Pensei. Mas eu sabia no meu coração que tinha de contar porque é um problema global. Eu poderia ajudar muitas pessoas. Quem passa por isso, não tem coragem de falar. Hoje em dia, sabemos que 50 clubes na Inglaterra registraram casos de abusos. E antes? Ninguém dizia nada. Para qualquer um que jogou futebol, é difícil admitir publicamente ter sido vítima. As pessoas costumam levar coisas assim para o túmulo, principalmente em um ambiente como o do futebol.

4. Se não tivesse acontecido com você, onde poderia ter chegado no futebol?

Isso me irrita. Não sei onde poderia ter chegado e passei muito tempo imaginando. Ninguém tem a resposta para isso. Atuei com jogadores muito bons. Nossa equipe do Crewe era forte e costumávamos vencer clubes como o Manchester United. É triste que isso tenha acontecido.

5. O que planeja para o futuro? Quer voltar ao futebol?

Não sei se vai acontecer, mas gostaria. Quero trabalhar com crianças. Claro que o que aconteceu comigo influencia, mas quero orientá-las. Sou apaixonado por ajudar e desejo protegê-las, não deixar que sofram. Foi em parte por isso que entrei para a polícia quando abandonei a carreira de jogador.

6. Está nos seus planos escrever um livro e contar sua história?

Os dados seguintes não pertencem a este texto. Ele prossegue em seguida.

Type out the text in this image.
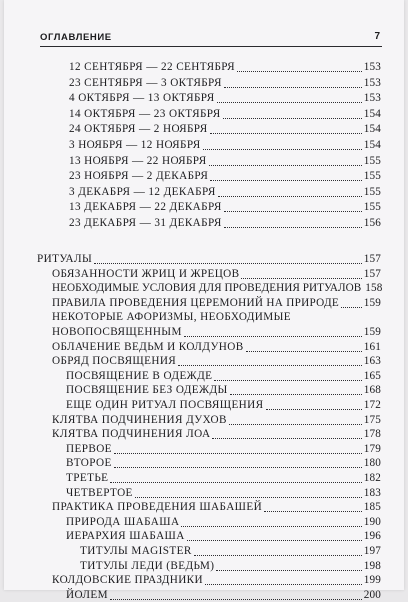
ОГЛАВЛЕНИЕ	7
12 СЕНТЯБРЯ — 22 СЕНТЯБРЯ	153
23 СЕНТЯБРЯ — 3 ОКТЯБРЯ	153
4 ОКТЯБРЯ — 13 ОКТЯБРЯ	153
14 ОКТЯБРЯ — 23 ОКТЯБРЯ	154
24 ОКТЯБРЯ — 2 НОЯБРЯ	154
3 НОЯБРЯ — 12 НОЯБРЯ	154
13 НОЯБРЯ — 22 НОЯБРЯ	155
23 НОЯБРЯ — 2 ДЕКАБРЯ	155
3 ДЕКАБРЯ — 12 ДЕКАБРЯ	155
13 ДЕКАБРЯ — 22 ДЕКАБРЯ	155
23 ДЕКАБРЯ — 31 ДЕКАБРЯ	156
РИТУАЛЫ	157
ОБЯЗАННОСТИ ЖРИЦ И ЖРЕЦОВ	157
НЕОБХОДИМЫЕ УСЛОВИЯ ДЛЯ ПРОВЕДЕНИЯ РИТУАЛОВ 158
ПРАВИЛА ПРОВЕДЕНИЯ ЦЕРЕМОНИЙ НА ПРИРОДЕ 159
НЕКОТОРЫЕ АФОРИЗМЫ, НЕОБХОДИМЫЕ
НОВОПОСВЯЩЕННЫМ	159
ОБЛАЧЕНИЕ ВЕДЬМ И КОЛДУНОВ	161
ОБРЯД ПОСВЯЩЕНИЯ	163
ПОСВЯЩЕНИЕ В ОДЕЖДЕ	165
ПОСВЯЩЕНИЕ БЕЗ ОДЕЖДЫ	168
ЕЩЕ ОДИН РИТУАЛ ПОСВЯЩЕНИЯ	172
КЛЯТВА ПОДЧИНЕНИЯ ДУХОВ	175
КЛЯТВА ПОДЧИНЕНИЯ ЛОА	178
ПЕРВОЕ	179
ВТОРОЕ	180
ТРЕТЬЕ	182
ЧЕТВЕРТОЕ	183
ПРАКТИКА ПРОВЕДЕНИЯ ШАБАШЕЙ	185
ПРИРОДА ШАБАША	190
ИЕРАРХИЯ ШАБАША	196
ТИТУЛЫ MAGISTER	197
ТИТУЛЫ ЛЕДИ (ВЕДЬМ)	198
КОЛДОВСКИЕ ПРАЗДНИКИ	199
ЙОЛЕМ	200
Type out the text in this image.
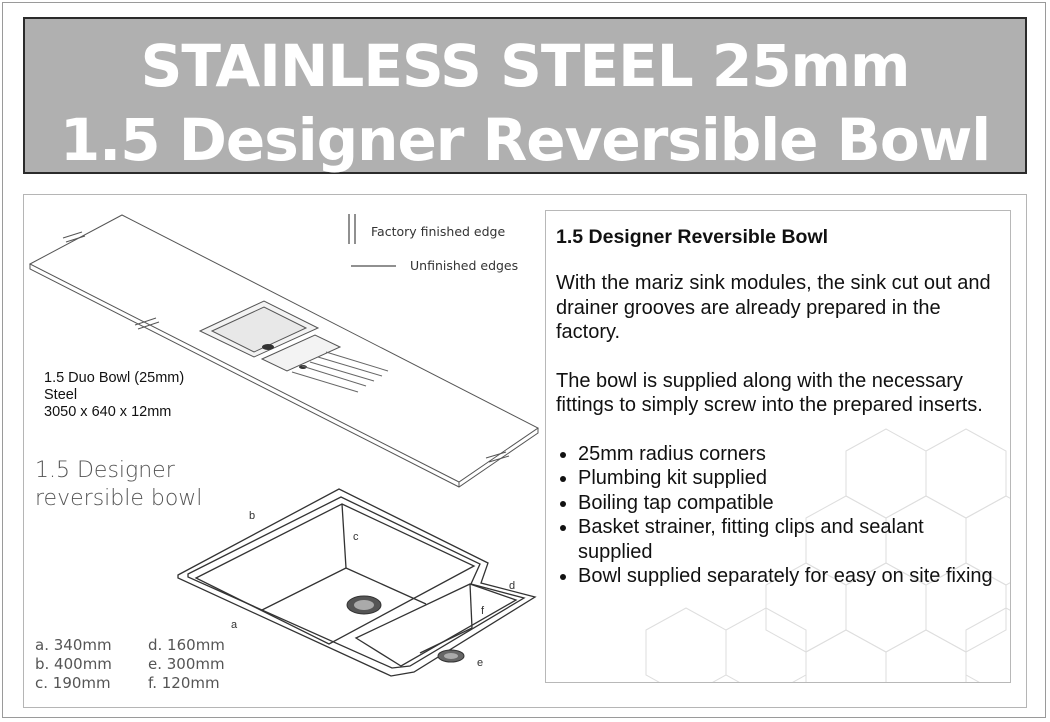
STAINLESS STEEL 25mm
1.5 Designer Reversible Bowl
1.5 Designer Reversible Bowl

With the mariz sink modules, the sink cut out and drainer grooves are already prepared in the factory.

The bowl is supplied along with the necessary fittings to simply screw into the prepared inserts.

• 25mm radius corners
• Plumbing kit supplied
• Boiling tap compatible
• Basket strainer, fitting clips and sealant supplied
• Bowl supplied separately for easy on site fixing
Factory finished edge
Unfinished edges
1.5 Duo Bowl (25mm)
Steel
3050 x 640 x 12mm
1.5 Designer
reversible bowl
b
c
a
d
f
e
a. 340mm
b. 400mm
c. 190mm
d. 160mm
e. 300mm
f. 120mm
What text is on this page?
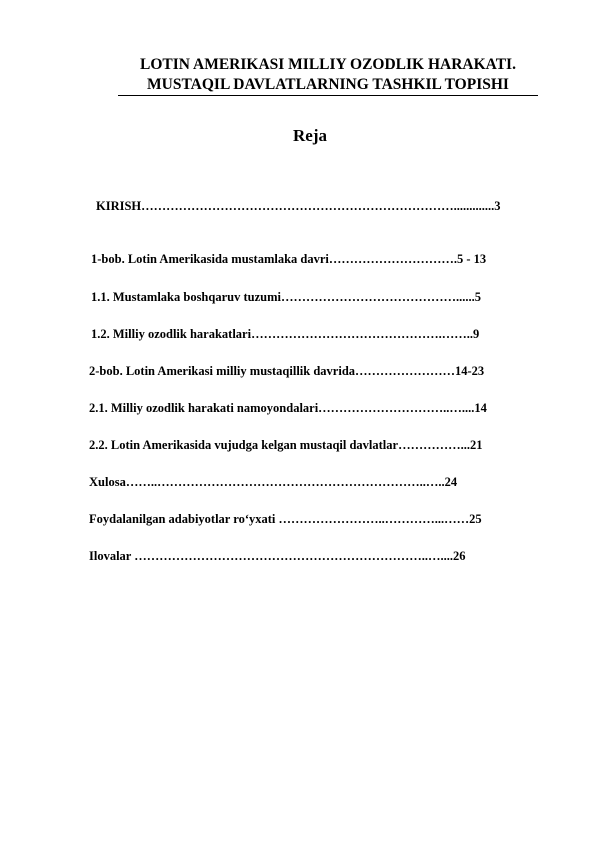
LOTIN AMERIKASI MILLIY OZODLIK HARAKATI.
MUSTAQIL DAVLATLARNING TASHKIL TOPISHI
Reja
KIRISH………………………………………………………………….............3
1-bob. Lotin Amerikasida mustamlaka davri………………………….5 - 13
1.1. Mustamlaka boshqaruv tuzumi……………………………………......5
1.2. Milliy ozodlik harakatlari……………………………………….……..9
2-bob. Lotin Amerikasi milliy mustaqillik davrida……………………14-23
2.1. Milliy ozodlik harakati namoyondalari…………………………..…....14
2.2. Lotin Amerikasida vujudga kelgan mustaqil davlatlar……………...21
Xulosa……..………………………………………………………..…..24
Foydalanilgan adabiyotlar ro‘yxati ……………………..…………...……25
Ilovalar ……………………………………………………………..…....26
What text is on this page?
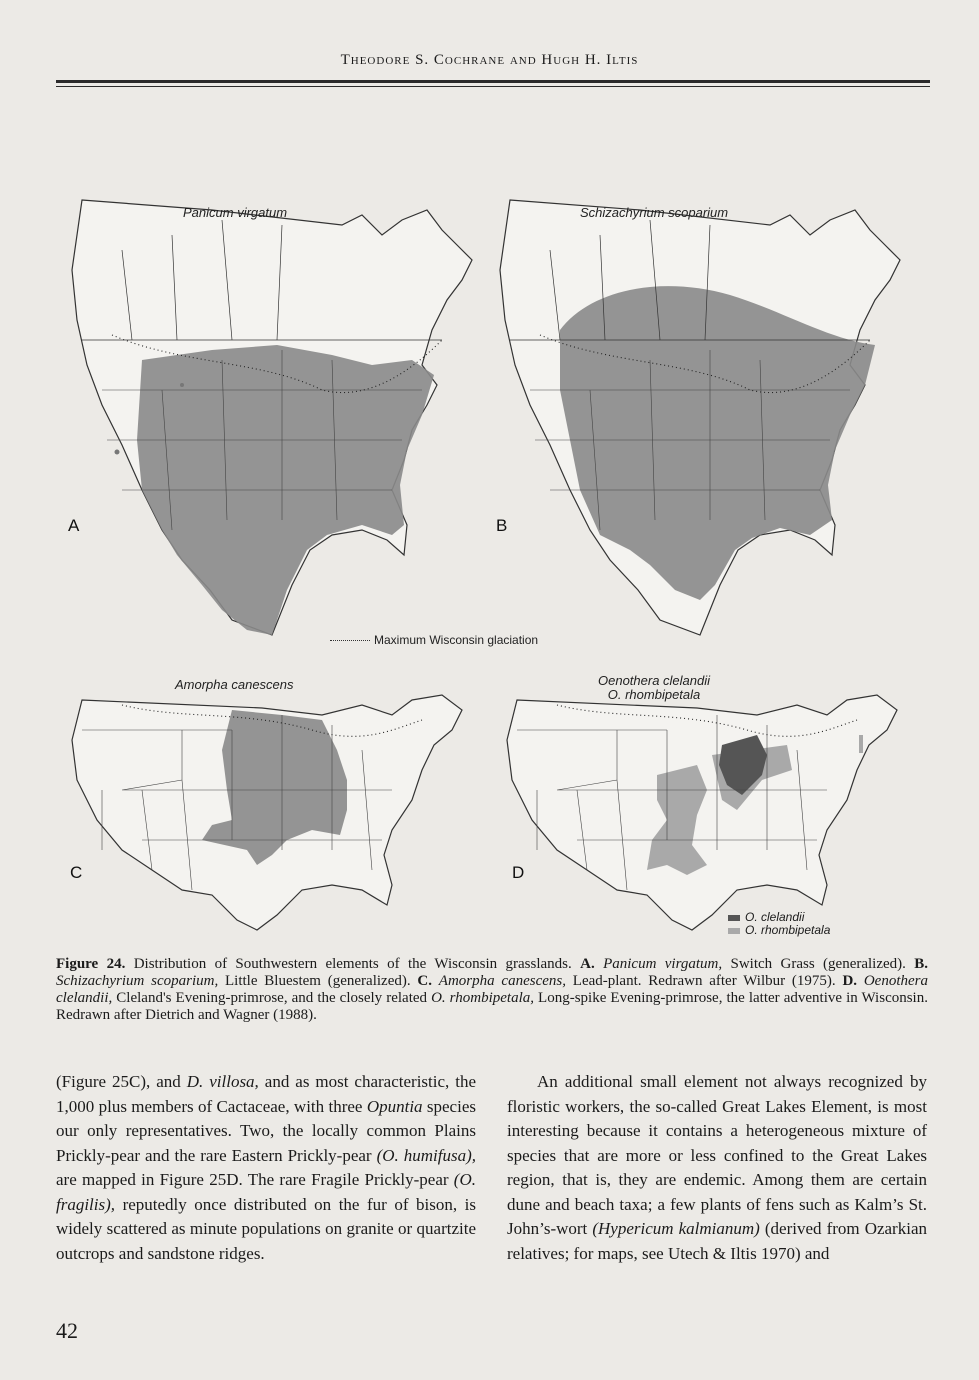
Theodore S. Cochrane and Hugh H. Iltis
Panicum virgatum
A
Schizachyrium scoparium
B
Maximum Wisconsin glaciation
Amorpha canescens
C
Oenothera clelandii
O. rhombipetala
D
O. clelandii
O. rhombipetala
Figure 24. Distribution of Southwestern elements of the Wisconsin grasslands. A. Panicum virgatum, Switch Grass (generalized). B. Schizachyrium scoparium, Little Bluestem (generalized). C. Amorpha canescens, Lead-plant. Redrawn after Wilbur (1975). D. Oenothera clelandii, Cleland's Evening-primrose, and the closely related O. rhombipetala, Long-spike Evening-primrose, the latter adventive in Wisconsin. Redrawn after Dietrich and Wagner (1988).

(Figure 25C), and D. villosa, and as most characteristic, the 1,000 plus members of Cactaceae, with three Opuntia species our only representatives. Two, the locally common Plains Prickly-pear and the rare Eastern Prickly-pear (O. humifusa), are mapped in Figure 25D. The rare Fragile Prickly-pear (O. fragilis), reputedly once distributed on the fur of bison, is widely scattered as minute populations on granite or quartzite outcrops and sandstone ridges.

An additional small element not always recognized by floristic workers, the so-called Great Lakes Element, is most interesting because it contains a heterogeneous mixture of species that are more or less confined to the Great Lakes region, that is, they are endemic. Among them are certain dune and beach taxa; a few plants of fens such as Kalm’s St. John’s-wort (Hypericum kalmianum) (derived from Ozarkian relatives; for maps, see Utech & Iltis 1970) and

42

Algumas pessoas me procuraram para escrever um livro. Se eu puder essa mensagem e fazer com que todos entendam, pode ser. Posso contar o que é passar por isso, carregar essa dor. Pode servir como educação. É algo que penso de vez em quando, mas não tenho nada definido até agora. Talvez no futuro possa fazer algo.